Le Parlement européen a son siège à Strasbourg, où il tient annuellement 12 sessions plénières de quatre jours, mais ses commissions et groupes politiques se réunissent à Bruxelles, où se tiennent aussi des sessions plénières additionnelles, tandis que son administration se partage entre Bruxelles et Luxembourg. Nos notices étant réalisées dans la perspective des élections européennes, huit d'entre elles détaillent par ailleurs les principaux aspects des pouvoirs et du fonctionnement du PE.

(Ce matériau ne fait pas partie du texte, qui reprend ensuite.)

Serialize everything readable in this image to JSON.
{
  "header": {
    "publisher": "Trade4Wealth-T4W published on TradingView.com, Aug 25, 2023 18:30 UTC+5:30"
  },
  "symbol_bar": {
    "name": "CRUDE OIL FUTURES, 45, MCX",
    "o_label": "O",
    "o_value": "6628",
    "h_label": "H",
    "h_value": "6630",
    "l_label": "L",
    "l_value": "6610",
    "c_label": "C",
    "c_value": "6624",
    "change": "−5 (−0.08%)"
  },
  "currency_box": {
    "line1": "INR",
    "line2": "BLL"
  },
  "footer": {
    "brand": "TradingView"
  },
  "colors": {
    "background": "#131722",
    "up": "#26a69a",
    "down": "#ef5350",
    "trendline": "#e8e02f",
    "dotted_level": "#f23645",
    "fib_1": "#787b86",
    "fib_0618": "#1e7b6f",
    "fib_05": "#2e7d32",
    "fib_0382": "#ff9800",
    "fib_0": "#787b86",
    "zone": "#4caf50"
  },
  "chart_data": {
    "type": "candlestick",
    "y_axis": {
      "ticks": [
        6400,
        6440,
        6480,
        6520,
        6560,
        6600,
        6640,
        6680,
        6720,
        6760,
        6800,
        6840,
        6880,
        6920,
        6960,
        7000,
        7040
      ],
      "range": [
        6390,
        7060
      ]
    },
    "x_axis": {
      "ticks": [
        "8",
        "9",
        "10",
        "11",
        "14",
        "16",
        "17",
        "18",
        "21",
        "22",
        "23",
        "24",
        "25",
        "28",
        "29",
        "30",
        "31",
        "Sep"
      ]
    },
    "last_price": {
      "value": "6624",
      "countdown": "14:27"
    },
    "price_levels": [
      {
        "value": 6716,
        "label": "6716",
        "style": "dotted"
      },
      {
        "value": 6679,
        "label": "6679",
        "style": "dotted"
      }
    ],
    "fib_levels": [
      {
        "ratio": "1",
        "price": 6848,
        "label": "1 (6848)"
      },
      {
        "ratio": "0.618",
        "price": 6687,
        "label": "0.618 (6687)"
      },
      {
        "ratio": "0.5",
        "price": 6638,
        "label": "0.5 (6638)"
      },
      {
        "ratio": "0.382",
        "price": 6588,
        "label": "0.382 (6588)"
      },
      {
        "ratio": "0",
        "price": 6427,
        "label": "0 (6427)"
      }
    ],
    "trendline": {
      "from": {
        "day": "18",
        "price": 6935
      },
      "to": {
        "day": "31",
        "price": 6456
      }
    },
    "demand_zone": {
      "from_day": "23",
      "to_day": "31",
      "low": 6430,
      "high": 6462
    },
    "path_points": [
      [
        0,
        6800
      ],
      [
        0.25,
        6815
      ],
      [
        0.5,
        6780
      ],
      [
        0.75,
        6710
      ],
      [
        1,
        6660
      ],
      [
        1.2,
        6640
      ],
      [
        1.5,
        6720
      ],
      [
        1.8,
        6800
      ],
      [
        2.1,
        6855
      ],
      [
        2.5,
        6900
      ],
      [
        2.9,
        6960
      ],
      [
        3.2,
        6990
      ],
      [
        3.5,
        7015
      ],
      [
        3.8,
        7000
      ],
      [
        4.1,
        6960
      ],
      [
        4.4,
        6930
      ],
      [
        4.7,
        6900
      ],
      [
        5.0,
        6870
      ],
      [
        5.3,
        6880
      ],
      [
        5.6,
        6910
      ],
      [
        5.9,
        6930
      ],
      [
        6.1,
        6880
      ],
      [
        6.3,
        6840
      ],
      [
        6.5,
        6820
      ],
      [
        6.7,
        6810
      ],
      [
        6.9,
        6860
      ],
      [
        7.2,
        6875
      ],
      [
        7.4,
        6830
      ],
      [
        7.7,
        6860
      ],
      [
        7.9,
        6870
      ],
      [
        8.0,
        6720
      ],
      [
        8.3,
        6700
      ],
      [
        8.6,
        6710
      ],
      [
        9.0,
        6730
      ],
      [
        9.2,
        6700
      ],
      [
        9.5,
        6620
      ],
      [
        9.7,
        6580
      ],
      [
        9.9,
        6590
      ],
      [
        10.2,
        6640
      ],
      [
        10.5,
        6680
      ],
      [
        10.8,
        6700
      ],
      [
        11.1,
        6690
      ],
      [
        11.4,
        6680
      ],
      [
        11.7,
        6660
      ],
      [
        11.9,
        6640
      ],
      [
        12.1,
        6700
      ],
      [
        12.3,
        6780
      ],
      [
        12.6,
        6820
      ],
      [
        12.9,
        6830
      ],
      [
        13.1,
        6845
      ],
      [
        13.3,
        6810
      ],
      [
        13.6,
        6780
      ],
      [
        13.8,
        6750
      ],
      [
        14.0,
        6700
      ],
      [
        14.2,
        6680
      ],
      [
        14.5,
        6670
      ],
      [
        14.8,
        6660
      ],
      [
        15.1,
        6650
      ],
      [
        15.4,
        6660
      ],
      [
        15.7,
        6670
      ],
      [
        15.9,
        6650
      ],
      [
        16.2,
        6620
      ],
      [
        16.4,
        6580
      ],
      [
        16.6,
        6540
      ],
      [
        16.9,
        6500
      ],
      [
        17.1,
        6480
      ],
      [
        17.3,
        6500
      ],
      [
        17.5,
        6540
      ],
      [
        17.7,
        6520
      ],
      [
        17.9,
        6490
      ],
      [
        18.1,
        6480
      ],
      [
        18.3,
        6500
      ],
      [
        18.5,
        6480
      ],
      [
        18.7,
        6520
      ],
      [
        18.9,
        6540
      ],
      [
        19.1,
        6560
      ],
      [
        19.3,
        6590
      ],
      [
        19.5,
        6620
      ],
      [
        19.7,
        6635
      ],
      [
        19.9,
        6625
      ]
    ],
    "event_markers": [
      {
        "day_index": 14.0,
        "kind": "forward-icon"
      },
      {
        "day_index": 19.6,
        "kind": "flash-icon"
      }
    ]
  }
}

Autres institutions et organes
A côté des institutions politiques, plusieurs autres instances complètent le paysage institutionnel de l'Union. La Cour de Justice, qui siège à Luxembourg, assure le respect du droit communautaire. Elle peut être saisie par les autres institutions. Elle ne doit pas être confondue avec la Cour européenne des Droits de l'homme, qui, elle, siège à Strasbourg et dépend du Conseil de l'Europe. Autre institution siégeant à Luxembourg, la Cour des comptes veille à la bonne gestion des finances communautaires. Le Médiateur, lui, siège à Strasbourg et veille sur la bonne administration des intérêts des citoyens par les institutions (voir notre notice sur la citoyenneté européenne).
Parmi les institutions financières, la Banque centrale européenne, responsable de la politique monétaire dans la zone euro, siège à Francfort (voir notre notice sur le contrôle démocratique de la BCE). Et la Banque européenne d'investissement, qui finance des projets d'investissement européens, siège à Luxembourg.
Deux organes consultatifs siègent à Bruxelles: le Comité économique et social, qui représente les organisations économiques, sociales et civiques de l'UE, et le Comité des régions où s'expriment les collectivités régionales et locales.
Enfin l'Union compte quinze agences spécialisées, dont les sièges sont répartis entre la plupart des Etats membres et qui remplissent des tâches techniques, scientifiques ou de gestion bien précises, par exemple dans le domaine de l'environnement, des médicaments ou de la sécurité alimentaire.